Yellow-breasted Bunting - male

Monday 26 April 2021

Hong Kong Southern Waters - Late April Pelagic

Hong Kong is not well known for its pelagic birds, mainly because where we are situated in the south China coast is a bit off course from most of the truly pelagic species, but with the right conditions and a bit of luck we occasionally get a good haul of species out at sea. 25th was such a day, in terms of bird movement it was one of the most exciting pelagic trips I've been on for a long while in Hong Kong, with an almost constant stream of various terns and phalaropes. As usual, Red-necked Phalaropes were in no short supply, with over 60 individuals seen throughout the day.

Red-necked Phalarope

Our first tern species were a few Little Terns, of which we ended with a good count of 24 individuals, other species we saw were numerous Common, a few Bridled and a single Black-naped Terns.
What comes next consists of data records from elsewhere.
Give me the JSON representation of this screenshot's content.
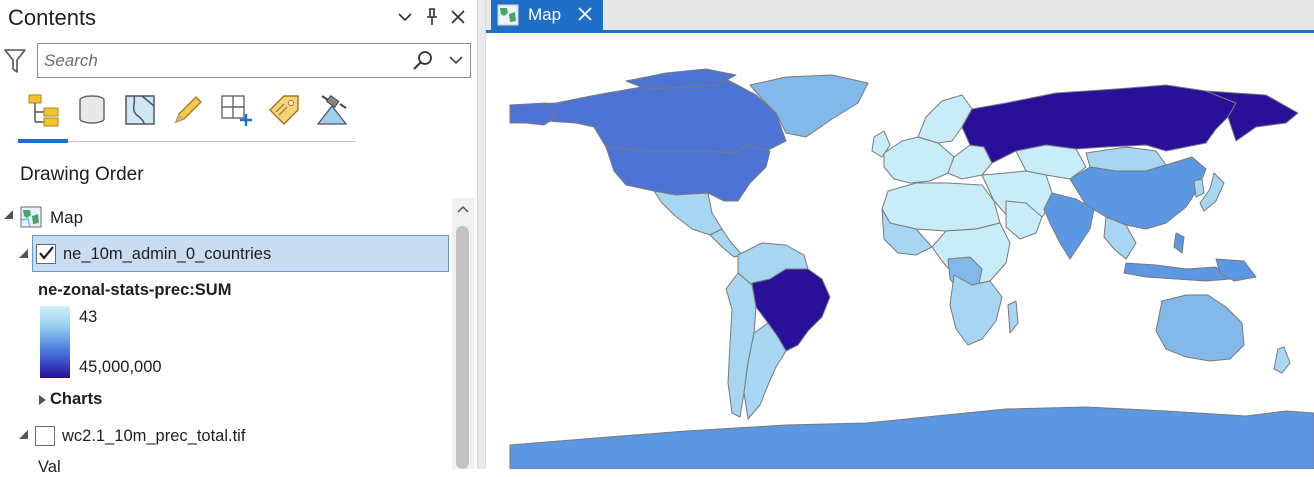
{
  "contents_pane": {
    "title": "Contents",
    "search": {
      "placeholder": "Search",
      "value": ""
    },
    "section_heading": "Drawing Order",
    "map_node": {
      "label": "Map"
    },
    "layers": [
      {
        "name": "ne_10m_admin_0_countries",
        "checked": true,
        "selected": true,
        "symbology": {
          "field": "ne-zonal-stats-prec:SUM",
          "high_label": "43",
          "low_label": "45,000,000",
          "ramp_colors": [
            "#cfeefb",
            "#9fd4f2",
            "#5f9ae6",
            "#3c55cd",
            "#2a0f98"
          ]
        },
        "sublist": "Charts"
      },
      {
        "name": "wc2.1_10m_prec_total.tif",
        "checked": false
      }
    ],
    "cut_off_text": "Val"
  },
  "map_view": {
    "tab_label": "Map",
    "ocean_color": "#ffffff",
    "country_border_color": "#7a7a7a",
    "fill_classes": {
      "very_low": "#c8ecf8",
      "low": "#a6d6f1",
      "medium": "#82b8ea",
      "medium_high": "#5b97e2",
      "high": "#4d74d4",
      "highest": "#2a0f98"
    },
    "colors": {
      "accent": "#1f6ec8",
      "selection_fill": "#c9ddf2",
      "selection_border": "#5f9ad6"
    }
  }
}
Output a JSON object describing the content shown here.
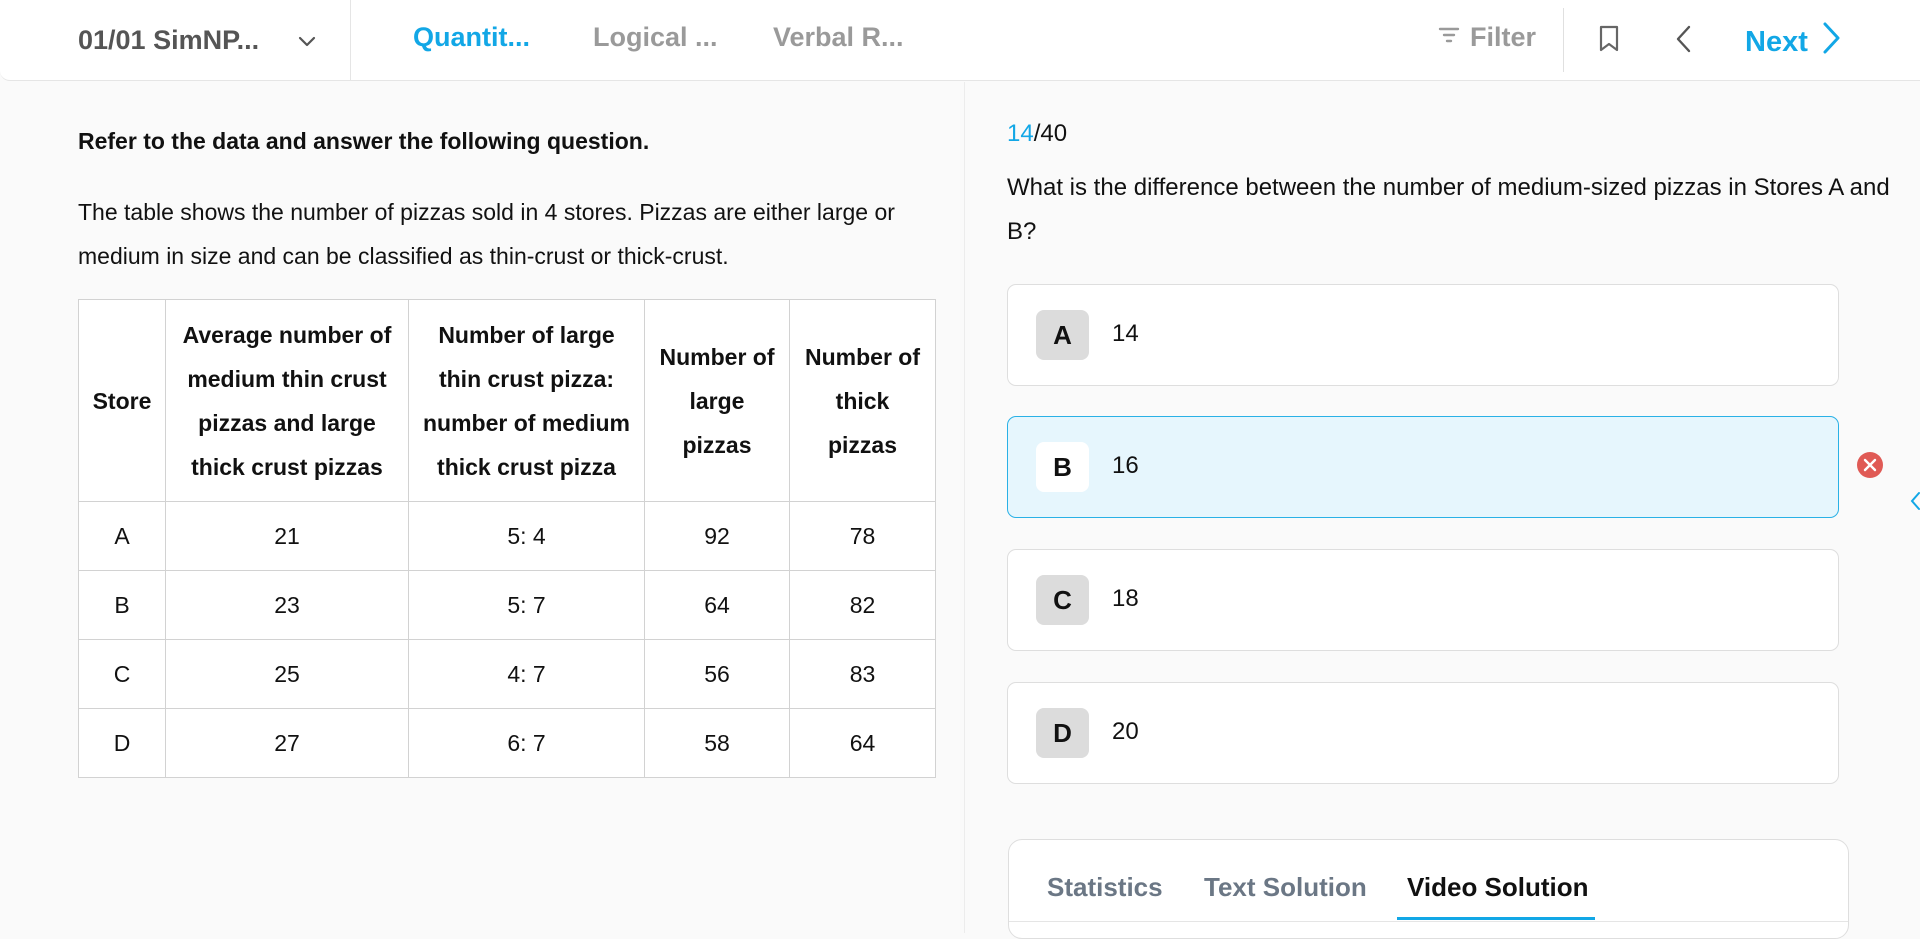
{
  "header": {
    "set_name": "01/01 SimNP...",
    "tabs": [
      "Quantit...",
      "Logical ...",
      "Verbal R..."
    ],
    "filter_label": "Filter",
    "next_label": "Next"
  },
  "passage": {
    "instruction": "Refer to the data and answer the following question.",
    "text": "The table shows the number of pizzas sold in 4 stores. Pizzas are either large or medium in size and can be classified as thin-crust or thick-crust."
  },
  "table": {
    "headers": [
      "Store",
      "Average number of medium thin crust pizzas and large thick crust pizzas",
      "Number of large thin crust pizza: number of medium thick crust pizza",
      "Number of large pizzas",
      "Number of thick pizzas"
    ],
    "rows": [
      [
        "A",
        "21",
        "5: 4",
        "92",
        "78"
      ],
      [
        "B",
        "23",
        "5: 7",
        "64",
        "82"
      ],
      [
        "C",
        "25",
        "4: 7",
        "56",
        "83"
      ],
      [
        "D",
        "27",
        "6: 7",
        "58",
        "64"
      ]
    ]
  },
  "question": {
    "current": "14",
    "total": "/40",
    "text": "What is the difference between the number of medium-sized pizzas in Stores A and B?"
  },
  "options": [
    {
      "letter": "A",
      "text": "14",
      "selected": false
    },
    {
      "letter": "B",
      "text": "16",
      "selected": true
    },
    {
      "letter": "C",
      "text": "18",
      "selected": false
    },
    {
      "letter": "D",
      "text": "20",
      "selected": false
    }
  ],
  "solution_tabs": [
    "Statistics",
    "Text Solution",
    "Video Solution"
  ],
  "colors": {
    "accent": "#12a7e6",
    "selected_bg": "#e6f6fd",
    "wrong": "#e05a55"
  },
  "icons": {
    "set_dropdown": "chevron-down-icon",
    "filter": "filter-icon",
    "bookmark": "bookmark-icon",
    "previous": "chevron-left-icon",
    "next": "chevron-right-icon",
    "wrong_answer": "close-circle-icon",
    "panel_toggle": "chevron-left-icon"
  }
}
Additional species I didn't get a photograph of were Caspian and Gull-billed terns.

Little Tern

Common Tern

Bridled Tern

Black-naped Tern

The most numerous Tern species of the day was the Aleutian Tern, with at least 70 individuals counted. This is a species that up until 1980s ornithologists had no clue where they wintered outside of their breeding range in Alaska and Russia, not until some birders found them along the coast of Hong Kong during migration. Now, we know they winter throughout the warm tropical waters near Malaysia and Indonesia, and is a regular migrant through Hong Kong waters.

Aleutian Tern

Another tern species that often passes through our waters during migration is the Great Crested Tern, we had at least 18 of these large long winged terns, two were found resting on floating polystyrene boards, a well known 'habitat' for migrating terns.

Great Crested Tern

We had up to 6 Arctic Skuas throughout the trip, with an addition of 2 unidentified Skua species. The best one for me was a dark morph adult, which came quite close to our boat. There was also a single adult pale morph in breeding plumage.

Arctic Skua - adult dark morph

Arctic Skua - adult pale morph

There were other individuals with various plumage variety, I am clueless at aging Skuas, so I presume most of them as adult still in winter plumage, or 3rd year birds. Anyone willing to shine a light on this subject matter I will be most grateful!

Arctic Skua

The highlight for me though was no doubt 6 Short-tailed Shearwaters, a species I have yet to photograph in Hong Kong before. They weren't particularly close, but were close enough to see all the diagnostic features. This is a species that up until 2008 we had no knowledge that it was a regular migrant through Hong Kong.